Actually, it's as much to do with Fermi-Dirac statistics of spin-1/2 particles as with electricity.
 
Zombified said:
Actually, it's as much to do with Fermi-Dirac statistics of spin-1/2 particles as with electricity.

Whereas we semi-initiated high-school educated drooling morons prefer to call it in this context, force normal.
 
Zombified said:
It's just a high-falutin' way of saying "matter is solid".
I thought there was no such thing as a solid, that it's just a really impressive illusion.
 
The Central Scrutinizer said:
The Earth sucks.


(That's an old one)
And this sockpuppet sucks.

?, I suggest you post all this in the Humor forum. At least we can then treat it as a joke.

Hans
 
Iconoclast said:
I was going to reply to this thread but my computer floated away.

LOL! Why would your computer float away, just because it was not being pulled to the center of the earth? You commit a false dilemma fallacy.
 
SquishyDave said:
When I fart I don't fly off into space, therefore, something is pulling me to the ground,


A fart is not a very powerful force, and you know that. It would take a truly massive fart to put you into space. Your argument is ridiculous.

scientists call this gravity, but they could just as easily call it anti-fartivity. The name isn't important.

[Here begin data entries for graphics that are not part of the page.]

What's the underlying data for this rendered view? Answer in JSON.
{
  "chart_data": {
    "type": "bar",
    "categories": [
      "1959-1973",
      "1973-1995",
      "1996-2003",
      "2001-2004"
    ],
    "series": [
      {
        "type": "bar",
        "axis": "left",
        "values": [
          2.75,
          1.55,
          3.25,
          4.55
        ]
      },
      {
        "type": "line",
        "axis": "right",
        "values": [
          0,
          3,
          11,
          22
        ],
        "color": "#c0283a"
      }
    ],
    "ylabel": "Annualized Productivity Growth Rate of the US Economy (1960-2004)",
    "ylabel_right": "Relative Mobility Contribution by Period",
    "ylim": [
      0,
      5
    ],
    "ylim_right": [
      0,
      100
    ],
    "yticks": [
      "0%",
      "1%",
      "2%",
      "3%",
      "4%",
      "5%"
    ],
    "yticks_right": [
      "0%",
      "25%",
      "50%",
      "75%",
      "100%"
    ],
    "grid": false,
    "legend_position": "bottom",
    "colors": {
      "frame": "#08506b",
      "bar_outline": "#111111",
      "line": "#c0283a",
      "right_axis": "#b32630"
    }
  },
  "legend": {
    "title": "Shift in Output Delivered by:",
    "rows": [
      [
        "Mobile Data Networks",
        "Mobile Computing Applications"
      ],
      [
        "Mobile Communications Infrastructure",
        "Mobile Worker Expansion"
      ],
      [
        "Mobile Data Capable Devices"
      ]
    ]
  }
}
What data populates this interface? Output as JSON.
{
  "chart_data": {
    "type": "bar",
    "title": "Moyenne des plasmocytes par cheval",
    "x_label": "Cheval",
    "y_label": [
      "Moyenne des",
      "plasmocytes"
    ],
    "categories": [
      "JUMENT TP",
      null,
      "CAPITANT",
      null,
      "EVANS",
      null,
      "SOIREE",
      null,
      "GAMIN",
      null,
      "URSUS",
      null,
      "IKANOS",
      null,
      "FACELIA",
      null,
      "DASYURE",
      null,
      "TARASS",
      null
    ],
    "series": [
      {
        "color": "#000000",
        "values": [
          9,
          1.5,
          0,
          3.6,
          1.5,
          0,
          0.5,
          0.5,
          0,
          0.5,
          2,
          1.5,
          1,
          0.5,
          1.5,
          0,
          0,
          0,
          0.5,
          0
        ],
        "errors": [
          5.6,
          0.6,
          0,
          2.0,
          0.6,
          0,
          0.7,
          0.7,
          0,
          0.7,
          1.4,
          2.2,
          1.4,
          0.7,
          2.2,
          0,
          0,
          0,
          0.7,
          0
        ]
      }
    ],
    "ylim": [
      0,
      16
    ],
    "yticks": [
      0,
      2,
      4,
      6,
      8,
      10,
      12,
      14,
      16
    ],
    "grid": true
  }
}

Can no one give me proof of something they claim is so simple?
 
Zombified said:
Actually, it's as much to do with Fermi-Dirac statistics of spin-1/2 particles as with electricity.

When you don't understand something, give it a name eh!
 
It would take no especially strong flatulence to propell somebody into space if there was no force opposing it. All forces are irresistable, as you may recall:

F=MA

So even the smallest bean-butt-crack would have the potential to send one flying, albeit rather slowly.
 
neutrino_cannon said:
It would take no especially strong flatulence to propell somebody into space if there was no force opposing it.


Straw man fallacy. I only said there was no gravity. Do things usually keep moving forever, in your experience?

All forces are irresistable, as you may recall:

F=MA

So even the smallest bean-butt-crack would have the potential to send one flying, albeit rather slowly.
 
Zombified said:
It's just a high-falutin' way of saying "matter is solid".

If matter is solid, then there can't be a force pulling me down to the center of the earth. Thus gravity is falsified.
 
Iconoclast said:
I thought there was no such thing as a solid, that it's just a really impressive illusion.

So it an illusion that I am not at the center of the earth, eh? LOL.